Das vítimas registradas neste ano, 76% não resistiram aos disparos: 22 mulheres morreram. No ano passado, das 20 baleadas, 12 morreram e oito sobreviveram.
Regiões mais afetadas
A região metropolitana do Recife concentrou o maior número de casos em 2025, com 13 vítimas (oito mortas e cinco feridas), o que corresponde a 31% do total. No mesmo período de 2024, foram oito vítimas (seis mortas e duas feridas).
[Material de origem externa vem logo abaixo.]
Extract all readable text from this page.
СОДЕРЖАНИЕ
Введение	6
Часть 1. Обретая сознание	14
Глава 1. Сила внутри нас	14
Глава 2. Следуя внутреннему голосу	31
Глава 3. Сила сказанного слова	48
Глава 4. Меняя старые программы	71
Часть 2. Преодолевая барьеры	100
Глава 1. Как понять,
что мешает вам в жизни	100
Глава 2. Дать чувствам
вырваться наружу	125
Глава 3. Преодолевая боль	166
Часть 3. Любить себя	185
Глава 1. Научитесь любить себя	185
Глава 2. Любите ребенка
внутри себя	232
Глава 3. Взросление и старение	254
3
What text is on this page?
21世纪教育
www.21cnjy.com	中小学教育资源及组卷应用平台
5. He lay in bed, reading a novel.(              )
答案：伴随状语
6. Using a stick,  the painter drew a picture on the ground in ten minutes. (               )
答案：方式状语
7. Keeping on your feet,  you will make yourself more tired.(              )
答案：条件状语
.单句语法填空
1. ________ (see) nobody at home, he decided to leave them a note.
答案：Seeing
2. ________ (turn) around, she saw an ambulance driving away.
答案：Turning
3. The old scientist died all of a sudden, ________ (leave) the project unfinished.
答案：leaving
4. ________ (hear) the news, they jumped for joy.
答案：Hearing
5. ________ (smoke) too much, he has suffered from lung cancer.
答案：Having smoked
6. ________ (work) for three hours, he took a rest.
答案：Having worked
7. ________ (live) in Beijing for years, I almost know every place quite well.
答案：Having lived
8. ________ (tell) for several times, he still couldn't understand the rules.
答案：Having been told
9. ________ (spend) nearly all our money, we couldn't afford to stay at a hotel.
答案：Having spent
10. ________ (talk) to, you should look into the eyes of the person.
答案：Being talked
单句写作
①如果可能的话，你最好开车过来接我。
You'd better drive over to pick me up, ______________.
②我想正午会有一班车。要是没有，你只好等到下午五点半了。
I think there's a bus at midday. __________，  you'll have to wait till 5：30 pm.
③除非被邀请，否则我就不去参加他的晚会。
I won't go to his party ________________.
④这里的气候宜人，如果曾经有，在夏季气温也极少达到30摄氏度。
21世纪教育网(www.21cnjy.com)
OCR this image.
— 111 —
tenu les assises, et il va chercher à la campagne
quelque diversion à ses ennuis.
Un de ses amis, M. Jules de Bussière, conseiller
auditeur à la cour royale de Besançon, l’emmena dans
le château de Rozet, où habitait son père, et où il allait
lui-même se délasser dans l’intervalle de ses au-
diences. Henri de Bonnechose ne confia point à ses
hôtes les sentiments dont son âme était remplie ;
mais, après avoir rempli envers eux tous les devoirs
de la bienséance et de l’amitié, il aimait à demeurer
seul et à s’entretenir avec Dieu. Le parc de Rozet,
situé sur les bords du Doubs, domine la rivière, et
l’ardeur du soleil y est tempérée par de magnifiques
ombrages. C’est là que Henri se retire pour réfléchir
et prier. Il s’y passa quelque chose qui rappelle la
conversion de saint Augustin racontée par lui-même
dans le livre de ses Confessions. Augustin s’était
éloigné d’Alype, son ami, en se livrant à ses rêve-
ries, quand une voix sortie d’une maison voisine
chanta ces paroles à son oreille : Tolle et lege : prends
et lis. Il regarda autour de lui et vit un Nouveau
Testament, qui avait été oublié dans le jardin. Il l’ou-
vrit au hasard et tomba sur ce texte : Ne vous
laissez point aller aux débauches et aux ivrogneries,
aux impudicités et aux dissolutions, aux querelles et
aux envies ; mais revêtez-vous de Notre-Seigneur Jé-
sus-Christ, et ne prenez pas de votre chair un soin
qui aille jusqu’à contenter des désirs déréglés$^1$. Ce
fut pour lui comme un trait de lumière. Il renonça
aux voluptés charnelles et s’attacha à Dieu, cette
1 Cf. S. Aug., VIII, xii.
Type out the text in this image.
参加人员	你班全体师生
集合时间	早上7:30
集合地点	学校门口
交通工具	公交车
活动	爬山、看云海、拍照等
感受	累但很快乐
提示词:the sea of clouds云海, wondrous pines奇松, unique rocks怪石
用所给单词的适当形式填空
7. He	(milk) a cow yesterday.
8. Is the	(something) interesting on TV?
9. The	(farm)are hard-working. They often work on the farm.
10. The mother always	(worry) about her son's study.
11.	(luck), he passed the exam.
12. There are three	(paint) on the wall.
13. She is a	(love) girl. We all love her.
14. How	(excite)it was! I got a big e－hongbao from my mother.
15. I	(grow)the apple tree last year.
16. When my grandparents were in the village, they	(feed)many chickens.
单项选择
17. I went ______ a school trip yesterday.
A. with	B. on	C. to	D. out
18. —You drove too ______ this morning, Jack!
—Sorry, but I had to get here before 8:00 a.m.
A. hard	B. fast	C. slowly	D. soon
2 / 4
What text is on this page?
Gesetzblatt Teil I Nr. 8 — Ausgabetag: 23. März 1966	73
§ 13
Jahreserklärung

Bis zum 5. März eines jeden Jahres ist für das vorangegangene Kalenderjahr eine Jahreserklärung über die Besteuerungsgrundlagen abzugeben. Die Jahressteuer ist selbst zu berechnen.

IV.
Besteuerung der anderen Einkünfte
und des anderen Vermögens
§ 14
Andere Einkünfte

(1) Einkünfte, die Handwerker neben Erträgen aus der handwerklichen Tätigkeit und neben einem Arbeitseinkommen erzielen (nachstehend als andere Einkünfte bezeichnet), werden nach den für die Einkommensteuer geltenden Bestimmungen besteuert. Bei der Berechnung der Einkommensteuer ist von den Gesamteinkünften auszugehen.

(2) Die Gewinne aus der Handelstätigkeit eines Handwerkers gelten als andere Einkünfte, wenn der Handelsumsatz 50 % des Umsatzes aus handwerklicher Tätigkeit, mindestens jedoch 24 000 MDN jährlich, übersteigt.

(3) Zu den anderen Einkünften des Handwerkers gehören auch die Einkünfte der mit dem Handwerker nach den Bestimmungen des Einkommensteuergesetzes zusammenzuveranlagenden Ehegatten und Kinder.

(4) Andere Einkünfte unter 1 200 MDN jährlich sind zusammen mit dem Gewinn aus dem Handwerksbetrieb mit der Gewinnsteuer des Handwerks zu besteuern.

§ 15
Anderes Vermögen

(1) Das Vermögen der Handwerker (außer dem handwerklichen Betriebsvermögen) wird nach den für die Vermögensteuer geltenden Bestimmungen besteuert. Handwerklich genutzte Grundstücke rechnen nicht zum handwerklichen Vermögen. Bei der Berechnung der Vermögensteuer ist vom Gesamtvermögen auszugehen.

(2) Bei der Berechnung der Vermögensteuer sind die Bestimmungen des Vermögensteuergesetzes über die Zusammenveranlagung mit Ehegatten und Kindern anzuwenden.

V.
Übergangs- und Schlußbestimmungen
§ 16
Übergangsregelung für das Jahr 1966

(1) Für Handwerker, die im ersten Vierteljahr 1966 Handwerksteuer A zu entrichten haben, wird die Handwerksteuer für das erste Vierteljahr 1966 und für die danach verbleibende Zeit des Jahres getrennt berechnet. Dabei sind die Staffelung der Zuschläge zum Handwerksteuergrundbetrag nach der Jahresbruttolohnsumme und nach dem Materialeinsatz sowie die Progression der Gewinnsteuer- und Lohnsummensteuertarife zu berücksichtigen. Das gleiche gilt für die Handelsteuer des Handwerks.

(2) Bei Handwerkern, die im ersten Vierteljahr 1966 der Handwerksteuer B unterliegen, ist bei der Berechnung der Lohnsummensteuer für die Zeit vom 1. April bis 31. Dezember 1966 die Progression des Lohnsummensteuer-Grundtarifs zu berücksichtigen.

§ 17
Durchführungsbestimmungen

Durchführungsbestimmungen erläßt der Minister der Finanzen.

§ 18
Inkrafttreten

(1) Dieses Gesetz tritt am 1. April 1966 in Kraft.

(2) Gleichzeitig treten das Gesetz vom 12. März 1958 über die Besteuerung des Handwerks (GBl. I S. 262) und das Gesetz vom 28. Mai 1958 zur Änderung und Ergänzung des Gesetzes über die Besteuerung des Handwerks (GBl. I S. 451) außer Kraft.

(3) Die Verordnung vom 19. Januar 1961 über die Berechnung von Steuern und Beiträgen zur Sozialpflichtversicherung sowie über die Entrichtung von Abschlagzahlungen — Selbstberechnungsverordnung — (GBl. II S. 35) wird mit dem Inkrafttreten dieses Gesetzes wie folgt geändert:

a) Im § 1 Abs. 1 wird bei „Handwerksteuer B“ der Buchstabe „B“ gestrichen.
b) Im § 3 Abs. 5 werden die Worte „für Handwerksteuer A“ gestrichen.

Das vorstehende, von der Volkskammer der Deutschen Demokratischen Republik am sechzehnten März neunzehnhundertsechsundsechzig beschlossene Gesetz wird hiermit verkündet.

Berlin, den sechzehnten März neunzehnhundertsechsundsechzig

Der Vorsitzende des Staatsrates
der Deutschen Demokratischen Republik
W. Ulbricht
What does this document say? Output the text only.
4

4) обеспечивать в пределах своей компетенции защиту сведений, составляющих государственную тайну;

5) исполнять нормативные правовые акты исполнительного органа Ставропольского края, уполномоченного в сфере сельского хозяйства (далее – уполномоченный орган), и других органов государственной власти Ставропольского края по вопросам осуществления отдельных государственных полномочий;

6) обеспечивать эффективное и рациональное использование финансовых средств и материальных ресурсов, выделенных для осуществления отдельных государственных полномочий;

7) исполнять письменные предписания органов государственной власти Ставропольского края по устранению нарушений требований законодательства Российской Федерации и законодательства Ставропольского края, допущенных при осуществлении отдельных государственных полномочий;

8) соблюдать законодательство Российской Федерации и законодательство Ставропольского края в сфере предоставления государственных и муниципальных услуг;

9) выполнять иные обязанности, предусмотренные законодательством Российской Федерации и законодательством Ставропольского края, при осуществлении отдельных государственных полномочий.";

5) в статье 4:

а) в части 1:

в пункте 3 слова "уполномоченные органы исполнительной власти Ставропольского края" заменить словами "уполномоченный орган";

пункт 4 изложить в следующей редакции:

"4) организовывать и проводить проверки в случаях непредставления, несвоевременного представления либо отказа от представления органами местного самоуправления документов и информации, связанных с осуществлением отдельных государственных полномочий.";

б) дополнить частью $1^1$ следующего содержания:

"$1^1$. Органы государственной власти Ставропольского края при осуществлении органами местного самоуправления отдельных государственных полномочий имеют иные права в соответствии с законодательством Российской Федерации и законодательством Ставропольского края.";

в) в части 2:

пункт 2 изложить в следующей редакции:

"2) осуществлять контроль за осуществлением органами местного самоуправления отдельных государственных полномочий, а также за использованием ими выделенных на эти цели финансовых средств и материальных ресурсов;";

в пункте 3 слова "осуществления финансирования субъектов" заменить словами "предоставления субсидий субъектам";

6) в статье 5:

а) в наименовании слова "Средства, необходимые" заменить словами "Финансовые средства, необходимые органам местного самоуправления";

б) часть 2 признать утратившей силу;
Na Grande Belém, foram registradas duas mortes em 2025, contra apenas uma mulher ferida no ano anterior. Já em Salvador e região metropolitana, o total subiu de quatro vítimas (duas mortas e duas feridas) em 2024 para quatro mortes em 2025.
No Rio de Janeiro e região metropolitana, também houve crescimento: o número de vítimas passou de sete (quatro mortas e três feridas) para 10 (oito mortas e duas feridas).
Onde e por quem os crimes foram cometidos
O ambiente doméstico foi o principal cenário dos crimes: 15 das 29 mulheres foram baleadas dentro de casa. Outros cinco casos ocorreram em bares.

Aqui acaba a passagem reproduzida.